The PFF Summit was hosted by the Pulmonary Fibrosis Foundation (PFF), who we met a few months after announcing the launch of the PatientsLikeMe IPF Community. We were very enthusiastic to help support the PFF’s work by sponsoring and contributing to the research exhibition at the summit. While I spoke with patients, caregivers and clinicians about our open patient registry and the history of PatientsLikeMe, Dave and Rishi learned about the latest advances in PF research and shared our study of the impact of PF on patients’ sleep. If you haven’t heard about it yet, here’s what we learned about PF patients and sleep:
- A total of 66 IPF patients reported having or possibly having sleeping problems, and 47% of these had sleeping problems between 1 and 5 years.
- Over half of our IPF members said that their sleeping problems were moderate, severe or very severe, and that their sleeping problems had affected their quality of life in the past 4 weeks.
- IPF patients that have had sleep problems for a long time tended to report a lower quality of life.
There were many moments that both inspired and enriched our time at the Summit. Some highlights include:
- Hearing patients say, “I’ve heard of you!” or “I just joined the community!” Welcome and thank you!

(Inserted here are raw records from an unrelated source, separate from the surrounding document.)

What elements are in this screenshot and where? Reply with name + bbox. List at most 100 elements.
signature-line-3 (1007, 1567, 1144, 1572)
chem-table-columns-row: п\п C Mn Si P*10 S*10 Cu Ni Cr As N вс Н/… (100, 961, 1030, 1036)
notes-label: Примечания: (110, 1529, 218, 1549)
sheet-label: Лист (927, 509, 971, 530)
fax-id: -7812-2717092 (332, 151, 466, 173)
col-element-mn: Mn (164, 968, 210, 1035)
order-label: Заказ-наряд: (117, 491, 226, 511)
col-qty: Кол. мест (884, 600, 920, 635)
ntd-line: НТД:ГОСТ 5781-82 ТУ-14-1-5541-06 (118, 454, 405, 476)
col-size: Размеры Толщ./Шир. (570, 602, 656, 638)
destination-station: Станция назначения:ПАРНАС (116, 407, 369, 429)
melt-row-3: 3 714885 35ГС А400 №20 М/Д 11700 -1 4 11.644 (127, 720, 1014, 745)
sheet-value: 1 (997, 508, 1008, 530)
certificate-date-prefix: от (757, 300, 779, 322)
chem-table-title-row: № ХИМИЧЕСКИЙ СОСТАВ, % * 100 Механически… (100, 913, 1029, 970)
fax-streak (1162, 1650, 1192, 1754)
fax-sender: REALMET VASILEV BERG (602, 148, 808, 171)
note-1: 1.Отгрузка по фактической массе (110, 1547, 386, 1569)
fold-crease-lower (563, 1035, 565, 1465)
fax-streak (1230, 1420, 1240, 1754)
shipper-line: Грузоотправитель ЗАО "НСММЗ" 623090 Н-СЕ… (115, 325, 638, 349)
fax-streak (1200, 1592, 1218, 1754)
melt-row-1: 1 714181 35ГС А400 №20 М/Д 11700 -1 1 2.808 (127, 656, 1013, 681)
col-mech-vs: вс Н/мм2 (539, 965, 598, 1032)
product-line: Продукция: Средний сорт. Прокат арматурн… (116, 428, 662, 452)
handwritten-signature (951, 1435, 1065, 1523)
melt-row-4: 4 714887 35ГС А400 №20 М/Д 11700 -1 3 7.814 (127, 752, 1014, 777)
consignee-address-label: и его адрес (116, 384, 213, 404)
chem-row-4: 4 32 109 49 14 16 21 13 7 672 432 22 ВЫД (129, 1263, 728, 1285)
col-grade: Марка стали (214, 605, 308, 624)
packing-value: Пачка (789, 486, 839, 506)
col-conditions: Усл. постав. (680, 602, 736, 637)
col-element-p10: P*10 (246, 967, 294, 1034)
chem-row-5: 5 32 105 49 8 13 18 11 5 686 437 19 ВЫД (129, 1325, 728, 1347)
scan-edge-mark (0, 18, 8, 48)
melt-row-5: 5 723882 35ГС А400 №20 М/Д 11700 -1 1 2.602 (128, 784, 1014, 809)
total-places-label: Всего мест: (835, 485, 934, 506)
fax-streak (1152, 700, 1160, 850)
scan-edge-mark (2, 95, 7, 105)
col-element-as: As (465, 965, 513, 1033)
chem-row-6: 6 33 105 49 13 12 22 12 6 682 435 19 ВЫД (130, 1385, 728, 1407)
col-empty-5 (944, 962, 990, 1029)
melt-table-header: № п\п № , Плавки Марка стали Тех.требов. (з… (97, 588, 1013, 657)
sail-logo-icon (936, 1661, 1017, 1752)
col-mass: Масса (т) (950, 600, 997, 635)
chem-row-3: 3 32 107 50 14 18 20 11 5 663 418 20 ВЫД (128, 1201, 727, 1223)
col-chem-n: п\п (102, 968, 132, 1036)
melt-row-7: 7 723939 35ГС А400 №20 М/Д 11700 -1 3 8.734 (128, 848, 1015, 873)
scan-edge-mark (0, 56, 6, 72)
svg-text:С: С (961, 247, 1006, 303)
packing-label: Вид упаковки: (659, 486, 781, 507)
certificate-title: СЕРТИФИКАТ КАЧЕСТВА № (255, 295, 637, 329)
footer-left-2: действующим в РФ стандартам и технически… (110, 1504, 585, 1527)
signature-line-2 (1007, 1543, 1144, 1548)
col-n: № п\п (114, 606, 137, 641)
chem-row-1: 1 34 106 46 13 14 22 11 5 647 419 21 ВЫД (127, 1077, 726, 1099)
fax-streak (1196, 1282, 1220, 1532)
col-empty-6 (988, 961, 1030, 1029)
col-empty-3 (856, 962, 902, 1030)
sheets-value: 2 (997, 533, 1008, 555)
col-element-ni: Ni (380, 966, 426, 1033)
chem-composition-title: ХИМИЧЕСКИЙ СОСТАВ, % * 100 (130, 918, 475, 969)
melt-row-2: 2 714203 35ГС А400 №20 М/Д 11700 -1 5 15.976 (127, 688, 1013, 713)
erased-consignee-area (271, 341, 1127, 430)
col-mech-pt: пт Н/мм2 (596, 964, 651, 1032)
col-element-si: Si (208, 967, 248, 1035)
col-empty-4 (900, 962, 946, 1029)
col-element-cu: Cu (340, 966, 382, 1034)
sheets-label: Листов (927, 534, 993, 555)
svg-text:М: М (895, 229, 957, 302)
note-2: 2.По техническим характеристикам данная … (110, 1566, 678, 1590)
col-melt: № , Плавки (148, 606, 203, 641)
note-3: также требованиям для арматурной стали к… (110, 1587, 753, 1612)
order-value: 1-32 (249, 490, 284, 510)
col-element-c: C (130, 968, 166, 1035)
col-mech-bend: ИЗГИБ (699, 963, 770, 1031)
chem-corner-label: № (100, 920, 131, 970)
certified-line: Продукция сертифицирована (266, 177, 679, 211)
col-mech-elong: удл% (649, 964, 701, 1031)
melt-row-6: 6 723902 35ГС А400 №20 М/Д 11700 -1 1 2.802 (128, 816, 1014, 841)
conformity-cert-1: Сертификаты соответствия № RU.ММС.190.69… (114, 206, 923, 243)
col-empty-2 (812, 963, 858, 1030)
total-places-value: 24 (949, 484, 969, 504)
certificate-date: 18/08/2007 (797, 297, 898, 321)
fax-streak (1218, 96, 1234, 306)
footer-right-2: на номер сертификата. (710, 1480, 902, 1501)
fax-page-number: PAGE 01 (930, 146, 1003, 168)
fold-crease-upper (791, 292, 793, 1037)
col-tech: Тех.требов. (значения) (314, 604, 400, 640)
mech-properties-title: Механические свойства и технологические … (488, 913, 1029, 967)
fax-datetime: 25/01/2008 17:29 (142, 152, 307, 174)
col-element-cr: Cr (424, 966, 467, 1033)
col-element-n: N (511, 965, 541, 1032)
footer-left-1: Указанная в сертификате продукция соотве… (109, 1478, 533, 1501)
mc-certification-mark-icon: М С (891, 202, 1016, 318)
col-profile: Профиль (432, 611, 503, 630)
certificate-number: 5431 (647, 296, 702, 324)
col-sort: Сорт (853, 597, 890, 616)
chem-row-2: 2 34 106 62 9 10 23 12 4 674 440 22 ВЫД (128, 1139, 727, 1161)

- Watching patients engage with the science and ask thoughtful, tough questions of the medical experts in their field
- Chatting with the caregiver of a newly diagnosed patient about how much support she had gained from connecting with other patients and caregivers through their local support group
- The PFF’s announcement of plans to build a clinical registry and care center network with leading PF researchers and their institutions beginning in 2015
We had a lot of fun and learned even more, but we came home knowing there is still much to be done back here in Cambridge on behalf of all patients. We continue to be proud contributors to patient-centered research that advances medicine. On a personal note, I am profoundly grateful to all our members, for your continued openness and the courage with which you continue to share your story. It is always a pleasure to meet you in real life. You’re the reason every person on the PatientsLikeMe team comes to work every morning, and why we continue to believe that it’s you – the patient – that will change healthcare for the better.